Sagrada profanação... Tambores em orquestra

            Certo dia presenciei algo inédito em minhas andanças. Estava no centro da cidade à noite e ouvi alguns barulhos, como sabia da chegada do carnaval em pouco menos de um mês, resolvi conferir. Então, não mais que de repente, um ensaio de escola de samba: bumbos e tamborins, jovens e velhos (também jovens), cantos e apitos, suor e cerveja, samba e carnaval; tudo isso no largo de uma igreja bicentenária no interior das Minas. Era a comunidade se preparando para o que de mais importante existe nas terras tupiniquins. Não havia como não se envolver, em pouco tempo estava eu com cerveja, suor e sambando a la boneco de Olinda.
            Foi ali que eu entendi o quão sagrada é a festa da carne. É a celebração da alegria, espontânea, não havia tristeza ali, não havia maldade. É a mais sacra das profanações. Nunca vi um largo tão alegre, com devotos tão aguerridos.
            Para além do caráter divino desta celebração, houve outra parte que me deixou perplexo: a bateria. Quando todos estavam ao ritmo pulsante daqueles tambores, alguém falou: “Olha a bateria!
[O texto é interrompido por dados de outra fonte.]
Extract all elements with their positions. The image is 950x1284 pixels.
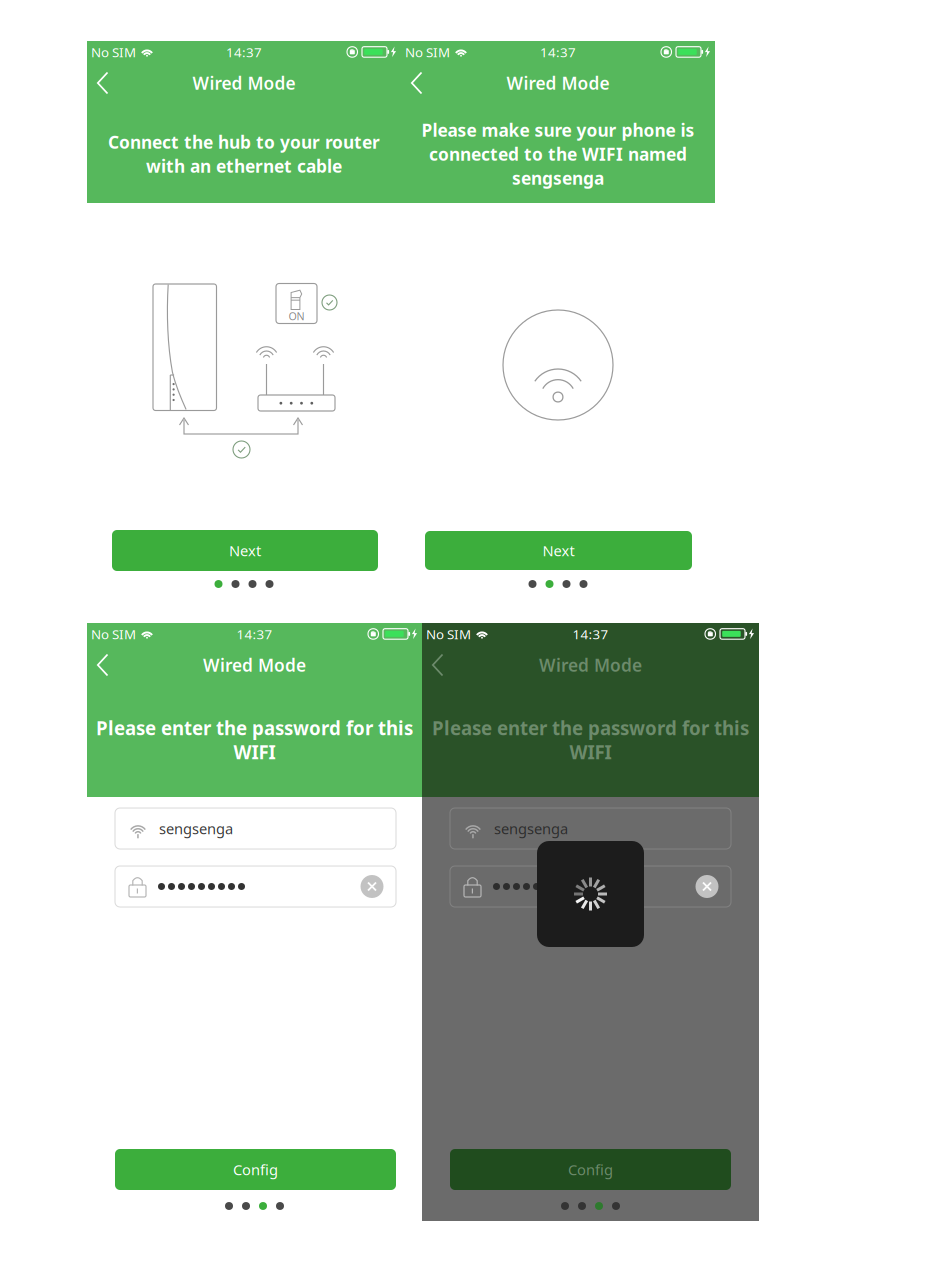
button[interactable]: Clear password: [357, 872, 387, 902]
staticText: WIFI: [570, 740, 612, 764]
staticText: Connect the hub to your router: [108, 130, 380, 154]
staticText: connected to the WIFI named: [429, 142, 687, 166]
button[interactable]: Config: [115, 1149, 396, 1190]
button[interactable]: Back: [87, 68, 120, 98]
staticText: Please make sure your phone is: [422, 118, 694, 142]
button[interactable]: Back: [422, 650, 454, 680]
button[interactable]: Back: [401, 68, 434, 98]
button[interactable]: Back: [87, 650, 120, 680]
button[interactable]: Clear password: [692, 872, 722, 902]
staticText: Wired Mode: [192, 72, 296, 94]
staticText: WIFI: [234, 740, 276, 764]
staticText: Wired Mode: [539, 654, 642, 676]
staticText: 14:37: [572, 625, 608, 643]
staticText: No SIM: [426, 625, 471, 643]
staticText: sengsenga: [159, 819, 233, 838]
staticText: with an ethernet cable: [146, 154, 342, 178]
staticText: Next: [229, 541, 261, 560]
staticText: Next: [542, 541, 574, 560]
button[interactable]: Next: [112, 530, 378, 571]
staticText: sengsenga: [494, 819, 568, 838]
staticText: Please enter the password for this: [432, 716, 749, 740]
staticText: Config: [568, 1160, 613, 1179]
staticText: Wired Mode: [506, 72, 610, 94]
staticText: 14:37: [226, 43, 262, 61]
staticText: No SIM: [91, 43, 136, 61]
staticText: No SIM: [91, 625, 136, 643]
staticText: Wired Mode: [203, 654, 306, 676]
button[interactable]: Next: [425, 531, 692, 570]
staticText: ON: [288, 309, 304, 323]
staticText: 14:37: [236, 625, 272, 643]
staticText: No SIM: [405, 43, 450, 61]
staticText: sengsenga: [512, 166, 604, 190]
staticText: Config: [233, 1160, 278, 1179]
staticText: Please enter the password for this: [96, 716, 413, 740]
staticText: 14:37: [540, 43, 576, 61]
button[interactable]: Config: [450, 1149, 731, 1190]
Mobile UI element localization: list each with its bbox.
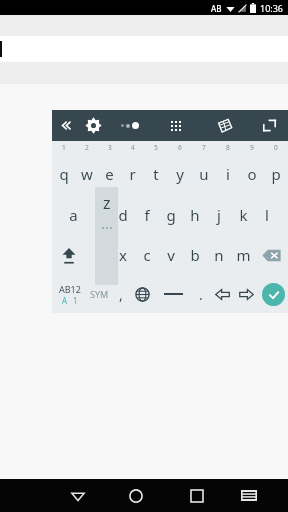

Parece uma orquestra!” Pronto, caiu a ficha. A bateria é a orquestração dos tambores! Algo tão óbvio passou-me despercebido!
            Foi ai que eu vi o maestro com sua batuta, era o mestre, ele sabia cada movimento de cada peça da sua equipe. Ouvi os surdos, que faziam os graves lá atrás para marcar. Depois, as caixas com suas variações. Chocalhos, agogôs, cuíca, reco-reco e pandeiros dando todo o brilho ao espetáculo. Enfim, havia o spalla com seu violino! Era o repique, ele conduzia todos os músicos, solava, ditava as deixas e paradas. Por fim, a bateria era a trilha sonora daquela festa sacrossanta, vi no olho de cada músico uma grande carga de responsabilidade e fervor.
            Foi assim o happy hour daquela noite, um espetáculo de carnaval que não vemos nos dias do calendário oficial, parte do cotidiano daquele lugar e que merece uma atenção pra lá de especial por sua espontaneidade e, como não poderia deixar de ser, animação. Muitos dos que estão ali envolvidos têm outras profissões, outras atividades, entretanto, o fato de defender sua bandeira vale qualquer sacrifício. Afinal, será que os valores se encontram apenas no interior das igrejas?